The trio's findings were sent to the Scottish government on August 14, six days before MacAskill announced his decision to release Megrahi. His aides say he based his conclusions on a report by Dr Andrew Fraser, director of health and care at the Scottish Prison Service (SPS). This, it was claimed, drew on the expertise of those involved in Megrahi's care. But It is understood that the two doctors closest to Megrahi — Dr Zak Latif, his urologist, and Dr Richard Jones, his oncologist — were not asked for their advice.

A source said: "You can read into that what you want." Both doctors refused to comment.

[All of the above should be compared with this report from The Sunday Post.]

3 comments:

  1. My, Dr. Sikra loves extreme diagnoses. Paid by Libya, three months is reasonable. Paid by ??? ten years is likely, said on July 4th when anti-British feelings are already high. I really don't trust that guy.

    ReplyDelete
  2. Professor Sikora seems to have form in the "hired gun" department, also in supporting woo if it seems politically expedient. David Colquhoun has a thing or six to say about him, if I recall correctly.

    ReplyDelete
  3. Mr Duggan's views must be respected.
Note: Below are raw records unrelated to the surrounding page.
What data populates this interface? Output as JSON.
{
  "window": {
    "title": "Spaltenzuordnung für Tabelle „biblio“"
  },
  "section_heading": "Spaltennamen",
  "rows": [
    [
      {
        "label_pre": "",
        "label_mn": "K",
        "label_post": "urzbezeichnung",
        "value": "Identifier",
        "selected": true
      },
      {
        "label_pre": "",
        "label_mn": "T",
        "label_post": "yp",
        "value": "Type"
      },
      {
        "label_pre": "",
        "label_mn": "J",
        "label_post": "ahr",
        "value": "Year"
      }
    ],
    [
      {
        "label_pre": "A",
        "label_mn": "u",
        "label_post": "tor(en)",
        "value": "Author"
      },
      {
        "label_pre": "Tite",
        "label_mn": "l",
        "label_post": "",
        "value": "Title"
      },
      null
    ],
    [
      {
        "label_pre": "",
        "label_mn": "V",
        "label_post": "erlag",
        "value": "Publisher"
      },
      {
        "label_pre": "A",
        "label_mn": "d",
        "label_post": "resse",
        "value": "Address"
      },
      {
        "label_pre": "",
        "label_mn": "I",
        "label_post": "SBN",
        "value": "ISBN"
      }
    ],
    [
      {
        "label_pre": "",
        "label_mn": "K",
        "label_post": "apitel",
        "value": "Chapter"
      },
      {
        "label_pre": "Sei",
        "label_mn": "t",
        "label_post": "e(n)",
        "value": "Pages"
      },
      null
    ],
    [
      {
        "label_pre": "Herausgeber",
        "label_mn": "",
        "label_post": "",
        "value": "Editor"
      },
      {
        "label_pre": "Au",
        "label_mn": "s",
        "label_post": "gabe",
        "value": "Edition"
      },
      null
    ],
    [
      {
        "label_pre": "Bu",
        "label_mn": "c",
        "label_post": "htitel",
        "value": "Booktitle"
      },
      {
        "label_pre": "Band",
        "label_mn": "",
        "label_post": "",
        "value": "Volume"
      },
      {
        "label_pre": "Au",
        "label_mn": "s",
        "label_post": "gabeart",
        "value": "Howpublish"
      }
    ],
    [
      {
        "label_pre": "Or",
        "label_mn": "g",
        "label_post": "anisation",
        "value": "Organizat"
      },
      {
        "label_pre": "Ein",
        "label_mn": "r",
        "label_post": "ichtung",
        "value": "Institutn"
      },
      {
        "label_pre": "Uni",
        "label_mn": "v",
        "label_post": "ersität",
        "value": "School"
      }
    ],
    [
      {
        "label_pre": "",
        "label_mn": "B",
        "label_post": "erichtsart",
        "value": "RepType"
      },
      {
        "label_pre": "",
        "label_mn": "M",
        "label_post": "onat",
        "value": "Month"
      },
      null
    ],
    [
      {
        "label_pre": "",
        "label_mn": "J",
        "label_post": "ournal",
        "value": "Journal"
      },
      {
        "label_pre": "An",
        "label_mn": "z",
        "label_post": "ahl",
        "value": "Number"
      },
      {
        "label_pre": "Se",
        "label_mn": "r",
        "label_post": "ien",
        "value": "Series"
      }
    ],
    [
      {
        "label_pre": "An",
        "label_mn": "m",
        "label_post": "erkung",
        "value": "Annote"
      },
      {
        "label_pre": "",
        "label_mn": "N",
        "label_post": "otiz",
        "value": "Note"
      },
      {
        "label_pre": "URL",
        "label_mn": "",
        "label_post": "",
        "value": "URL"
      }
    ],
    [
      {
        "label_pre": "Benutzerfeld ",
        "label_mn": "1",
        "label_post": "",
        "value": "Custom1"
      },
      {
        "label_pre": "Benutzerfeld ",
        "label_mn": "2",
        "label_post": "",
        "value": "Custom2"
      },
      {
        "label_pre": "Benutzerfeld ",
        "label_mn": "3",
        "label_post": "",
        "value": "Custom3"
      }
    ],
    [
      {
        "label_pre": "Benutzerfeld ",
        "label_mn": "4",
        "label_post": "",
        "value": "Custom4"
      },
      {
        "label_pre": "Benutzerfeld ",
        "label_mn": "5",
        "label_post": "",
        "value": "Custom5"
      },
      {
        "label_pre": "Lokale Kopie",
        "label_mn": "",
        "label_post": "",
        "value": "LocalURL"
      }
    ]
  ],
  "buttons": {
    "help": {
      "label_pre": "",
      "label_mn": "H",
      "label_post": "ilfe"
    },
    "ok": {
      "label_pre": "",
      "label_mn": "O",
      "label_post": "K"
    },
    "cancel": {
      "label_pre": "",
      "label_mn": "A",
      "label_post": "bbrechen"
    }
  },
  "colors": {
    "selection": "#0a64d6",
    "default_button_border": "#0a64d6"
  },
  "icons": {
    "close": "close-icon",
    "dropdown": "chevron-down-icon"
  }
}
He was part of Presdient HW Bush's Presidential Commission into terrorism set up after Lockerbie, and designed to support orthodox US government theory.

    Then, when that had reported he was parachuted in VPAF103, the leading Lockerbie victims' support organisation (actually relatives and friends of victims' support organisation, for all the victims of that atrocity were killed), were he has single-handedly upheld orthodox doctrine to the extent of banning Father Keegans from speaking at an Arlington memorial service. He has described me as being "anti-American", whatver that means, as as if I were a Holocaust denier. I pointed out to him there was more proof in the Holocaust than of Mr Megrahi's guilt.

    To the best of my belief he has no connection with the Lockerbie atrocity whatsoever except as a political placeman, and I have asked him to put his credentials forward, which he has implicitly declined to do.